Senate District 5
Registration: D 12,744, R 12,705, N 15,365, total 40,846, D+ 39
Incumbent: Daryl Beall, D-Ft. Dodge
Beall won a third term last year in old district 25 with 54%. Beall loses about 900 Democrats and gets a dead-even district that votes on the lower turnout gubernatorial cycle. The new seat keeps Ft. Dodge and Calhoun County but loses Greene County to the south and instead goes go north into Pocahontas and Humboldt. Beall has till 2014 to get to know those new constituents.
The Senate district is polarized between a Democratic half and an equally GOP part.
House District 9
Registration: D 7625, R 5253, N 6484, total 19378, D+ 2372
Incumbent: Helen Miller, D-Ft. Dodge
Update September 11: Alcazar running again.

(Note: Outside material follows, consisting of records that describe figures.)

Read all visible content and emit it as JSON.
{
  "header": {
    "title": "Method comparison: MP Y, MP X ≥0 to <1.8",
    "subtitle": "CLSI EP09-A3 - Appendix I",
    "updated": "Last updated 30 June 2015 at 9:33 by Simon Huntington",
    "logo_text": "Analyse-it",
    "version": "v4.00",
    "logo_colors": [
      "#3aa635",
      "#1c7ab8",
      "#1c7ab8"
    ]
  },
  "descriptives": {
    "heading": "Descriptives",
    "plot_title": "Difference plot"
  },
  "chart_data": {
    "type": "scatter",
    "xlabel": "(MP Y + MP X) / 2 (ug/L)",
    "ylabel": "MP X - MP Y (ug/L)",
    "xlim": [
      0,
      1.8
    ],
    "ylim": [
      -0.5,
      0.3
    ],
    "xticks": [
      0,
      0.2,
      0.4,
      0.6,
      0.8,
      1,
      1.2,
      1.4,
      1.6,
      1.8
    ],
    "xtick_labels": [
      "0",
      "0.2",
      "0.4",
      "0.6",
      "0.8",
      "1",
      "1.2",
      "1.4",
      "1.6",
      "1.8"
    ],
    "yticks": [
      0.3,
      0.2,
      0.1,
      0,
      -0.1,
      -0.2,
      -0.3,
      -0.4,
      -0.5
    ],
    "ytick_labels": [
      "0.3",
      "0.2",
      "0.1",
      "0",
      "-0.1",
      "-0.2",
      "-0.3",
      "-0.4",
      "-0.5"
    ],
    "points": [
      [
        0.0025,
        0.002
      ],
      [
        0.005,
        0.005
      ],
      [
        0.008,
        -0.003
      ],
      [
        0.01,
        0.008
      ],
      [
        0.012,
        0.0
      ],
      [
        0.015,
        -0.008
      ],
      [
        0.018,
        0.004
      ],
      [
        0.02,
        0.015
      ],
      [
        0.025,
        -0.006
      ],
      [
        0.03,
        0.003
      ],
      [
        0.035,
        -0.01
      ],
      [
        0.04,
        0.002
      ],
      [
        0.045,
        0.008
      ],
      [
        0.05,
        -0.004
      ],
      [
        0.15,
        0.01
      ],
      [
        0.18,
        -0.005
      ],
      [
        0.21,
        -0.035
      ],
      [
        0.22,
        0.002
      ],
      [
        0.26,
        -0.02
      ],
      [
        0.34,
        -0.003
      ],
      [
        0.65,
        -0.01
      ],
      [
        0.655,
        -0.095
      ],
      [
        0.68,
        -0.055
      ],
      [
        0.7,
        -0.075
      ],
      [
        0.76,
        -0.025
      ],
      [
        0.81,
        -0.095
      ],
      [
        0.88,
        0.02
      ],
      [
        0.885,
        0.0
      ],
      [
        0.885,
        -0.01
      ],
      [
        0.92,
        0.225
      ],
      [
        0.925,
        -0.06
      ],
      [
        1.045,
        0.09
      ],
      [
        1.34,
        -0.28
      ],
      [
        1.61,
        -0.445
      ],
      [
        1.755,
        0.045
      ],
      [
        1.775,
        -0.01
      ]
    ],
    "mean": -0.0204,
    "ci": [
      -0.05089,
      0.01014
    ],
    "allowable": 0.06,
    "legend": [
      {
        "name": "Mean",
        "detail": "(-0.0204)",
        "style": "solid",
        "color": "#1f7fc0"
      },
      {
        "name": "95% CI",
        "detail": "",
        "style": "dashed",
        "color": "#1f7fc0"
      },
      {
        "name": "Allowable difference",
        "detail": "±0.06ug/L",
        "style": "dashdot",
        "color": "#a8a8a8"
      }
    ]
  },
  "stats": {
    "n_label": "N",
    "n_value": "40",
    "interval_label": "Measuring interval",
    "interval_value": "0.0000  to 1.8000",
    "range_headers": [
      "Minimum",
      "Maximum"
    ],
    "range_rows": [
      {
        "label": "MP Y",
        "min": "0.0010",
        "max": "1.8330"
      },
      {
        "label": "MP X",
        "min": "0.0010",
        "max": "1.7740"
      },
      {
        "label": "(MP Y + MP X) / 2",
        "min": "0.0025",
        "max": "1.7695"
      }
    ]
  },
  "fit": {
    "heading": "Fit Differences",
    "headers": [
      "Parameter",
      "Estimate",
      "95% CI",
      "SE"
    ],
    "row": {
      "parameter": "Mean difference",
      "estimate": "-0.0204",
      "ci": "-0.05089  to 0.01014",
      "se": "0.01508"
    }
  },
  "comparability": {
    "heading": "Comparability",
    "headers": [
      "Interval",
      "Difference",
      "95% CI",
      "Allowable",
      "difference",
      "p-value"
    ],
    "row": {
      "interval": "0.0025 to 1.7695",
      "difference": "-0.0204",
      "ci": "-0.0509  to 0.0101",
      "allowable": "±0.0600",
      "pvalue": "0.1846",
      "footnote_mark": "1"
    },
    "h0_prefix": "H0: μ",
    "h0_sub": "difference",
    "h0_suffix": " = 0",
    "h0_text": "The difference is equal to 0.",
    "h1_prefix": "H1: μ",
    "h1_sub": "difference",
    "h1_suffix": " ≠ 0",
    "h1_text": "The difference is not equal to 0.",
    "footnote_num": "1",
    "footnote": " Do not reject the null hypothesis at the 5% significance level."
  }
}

Very little change for Miller in the district she's held since 2002. She keeps her entire old district and adds three townships to maintain roughly the same Democratic edge. This is one of those ones where the district lines practically draw themselves. An ideal House district size is 30,538, and the Ft. Dodge census population is 25,206.
Miller won with a surprisingly close 52% last time against Matt Alcazar, a tea partier opponent who had started out running as an independent. Speaking of tea partiers who started out running as independents...
House District 10
Registration: D 5119, R 7452, N 8881, total 21468, R+ 2333
Incumbents: Tom Shaw, R-Laurens,
Tom Shaw, who first announced his 2010 run as an independent, won an epic primary and then took over with ease in the general as conservaDem Dolores Mertz retired. Shaw, age 49, has taken the hard-right approach along with fellow freshmen Glen Massie and Kim Pearson: uber-purist on abortion, joining the late session Supreme Court impeachment effort. He keeps his native Pocahontas County and Humboldt, but loses the city of Algona and southern Kossuth.
Tjepkes, age 67, hails from Gowrie in rural Webster County. He first won old district 50 in the last year lines were redone, 2002. He keeps Calhoun County but loses all of Greene County, which instead goes with Boone County into freshman Republican Chip Baltimore's seat. Tjepkes was was a 64% winner in 2008 and unopposed in 2010.
Tjepkes took the opposite approach to Shaw on marriage equality, as one of four House Republicans who did not co-sponsor the constitutional amendment (though he, along with all Republicans and sadly three Democrats, ended up voting for it). This had some folks talking primary challenge even before the map came out.
The two paired incumbents are from opposite corners of the district. The new seat is more Republican than either of the old seats. With the Senate seat on the odd cycle, a run at Beall is only an option if one of the two House members stands down for two years. Tjepkes could go east into new 48, where technically Democrat Lisa Heddens lives (but she's expected to go with most of her voters in the open 46 in Ames), but there's very little overlap with the old Tjepkes turf and it's a swing seat.
Shaw could go north a couple miles into the open district 2, but there's no overlap at all with his old turf and, while it's a good GOP district, the new one he's in is better. Shaw didn't back down from a contested primary last time, and the tea party favorite beat Stephen Richards, the main-chance doctor who had fallen only 42 votes short of Mertz in 2008.
On Map Day, Tjepkes said he was inclined to run, while Shaw declined comment. desmoinesdem bets on party establishment support leading to a Tjepkes primary win, but in a GOP primary my money is always on the crazy.